Voice of America
12 Jul 2019, 02:35 GMT+10
WASHINGTON - Farmers reap surprising benefits from having areas that are biodiverse with many plant and animal species nearby, according to new research. A study finds that having diverse natural areas near agriculture helps farmers financially during droughts, and the more diverse the areas are, the better. Policies that preserve biodiversity near farms may ease economic pressure in places with severe droughts, the authors say.
"If you plant the same sort of crops next to a natural area that is very high in biodiversity versus one that's very low in biodiversity, [the positive effect] spills over into the agricultural products," said Frederik Noack, a professor of food and resource economics at the University of British Columbia who led the study.
Some of that spillover can be tied to the increased diversity of insects in places that host many different species of plants, experts say. Pollinators that help plants reproduce, like bees and moths, and spiders that prey on agricultural pests like aphids and beetles are especially important.
Noack hoped to learn if having biodiverse areas close to farms could help crops be more resistant to drought and if that impact would be big enough to be seen in farmers' incomes.
Big data from small farms
The researchers used data from 7,556 households in 304 villages in Asia, Africa and Latin America, where farmers derive their incomes from traditional agriculture as well as forest products like lumber and firewood.
Noack and his research team looked for a connection between the level of natural biodiversity in this case, the number of plant species in the area and how strongly drought affected the incomes of local farmers.
The researchers had expected that greater local biodiversity would benefit farmers, and it did. Farmers in areas with half the biodiversity lost twice as much income when droughts hit during the growing season.
Noack said that initially they thought the effect was just correlated with crop diversity. "Maybe you plant more different crops in areas with higher natural biodiversity because maybe there are just more crops available in those areas and that's actually what's driving the effect."
But that's not what they found.

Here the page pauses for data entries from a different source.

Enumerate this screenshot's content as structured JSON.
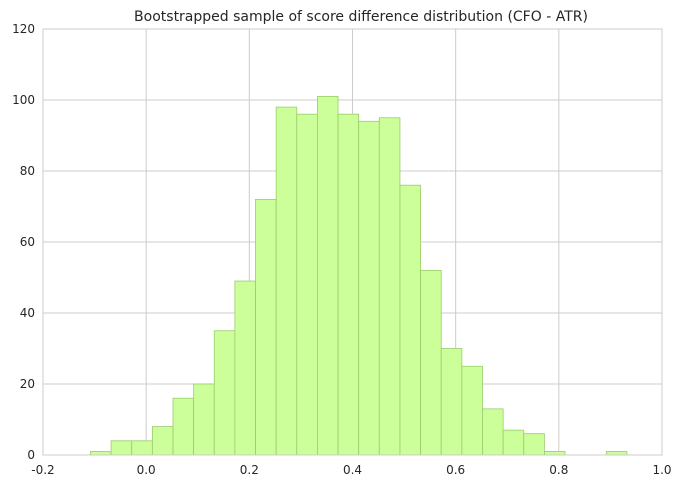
{
  "chart_data": {
    "type": "bar",
    "title": "Bootstrapped sample of score difference distribution (CFO - ATR)",
    "xlabel": "",
    "ylabel": "",
    "xlim": [
      -0.2,
      1.0
    ],
    "ylim": [
      0,
      120
    ],
    "xticks": [
      "-0.2",
      "0.0",
      "0.2",
      "0.4",
      "0.6",
      "0.8",
      "1.0"
    ],
    "yticks": [
      "0",
      "20",
      "40",
      "60",
      "80",
      "100",
      "120"
    ],
    "grid": true,
    "bar_color": "#ccff99",
    "bar_edge_color": "#9acc6a",
    "bins": [
      {
        "x0": -0.108,
        "x1": -0.068,
        "count": 1
      },
      {
        "x0": -0.068,
        "x1": -0.028,
        "count": 4
      },
      {
        "x0": -0.028,
        "x1": 0.012,
        "count": 4
      },
      {
        "x0": 0.012,
        "x1": 0.052,
        "count": 8
      },
      {
        "x0": 0.052,
        "x1": 0.092,
        "count": 16
      },
      {
        "x0": 0.092,
        "x1": 0.132,
        "count": 20
      },
      {
        "x0": 0.132,
        "x1": 0.172,
        "count": 35
      },
      {
        "x0": 0.172,
        "x1": 0.212,
        "count": 49
      },
      {
        "x0": 0.212,
        "x1": 0.252,
        "count": 72
      },
      {
        "x0": 0.252,
        "x1": 0.292,
        "count": 98
      },
      {
        "x0": 0.292,
        "x1": 0.332,
        "count": 96
      },
      {
        "x0": 0.332,
        "x1": 0.372,
        "count": 101
      },
      {
        "x0": 0.372,
        "x1": 0.412,
        "count": 96
      },
      {
        "x0": 0.412,
        "x1": 0.452,
        "count": 94
      },
      {
        "x0": 0.452,
        "x1": 0.492,
        "count": 95
      },
      {
        "x0": 0.492,
        "x1": 0.532,
        "count": 76
      },
      {
        "x0": 0.532,
        "x1": 0.572,
        "count": 52
      },
      {
        "x0": 0.572,
        "x1": 0.612,
        "count": 30
      },
      {
        "x0": 0.612,
        "x1": 0.652,
        "count": 25
      },
      {
        "x0": 0.652,
        "x1": 0.692,
        "count": 13
      },
      {
        "x0": 0.692,
        "x1": 0.732,
        "count": 7
      },
      {
        "x0": 0.732,
        "x1": 0.772,
        "count": 6
      },
      {
        "x0": 0.772,
        "x1": 0.812,
        "count": 1
      },
      {
        "x0": 0.812,
        "x1": 0.852,
        "count": 0
      },
      {
        "x0": 0.852,
        "x1": 0.892,
        "count": 0
      },
      {
        "x0": 0.892,
        "x1": 0.932,
        "count": 1
      }
    ]
  }
}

Even when they accounted for the effect of greater crop diversity, the farmers' incomes seemed to be stabilized just by being close to diverse natural areas that can host many types of pollinators.
Having access to forests was also an income stabilizer. Because forests are the result of many years of growth rather than just a single season, income from forest products is less susceptible to drought and can offset agricultural losses, the researchers found.
Encouraging conservation
Bruno Basso, an ecosystems scientist at Michigan State University who was not involved in the research, commented in an email that the researchers had been able to show that "biodiversity and forest conservation play a critical role in adapting and mitigating the negative effects of increased climate variability."
Noack hopes that this study can become part of the larger debate about conservation of natural areas.
"Should we just have protected area far away in areas that we don't use or shall we try to integrate that into normal land use?" said Noack. "This study actually says maybe we should at least have some level of biodiversity conservation in the agricultural landscape because of this positive spillover."
Basso agreed. "New global and local policy should specifically target conserving and enhancing biodiversity," he said.
This research is published in the Journal of the Association of Environmental and Resource Economists.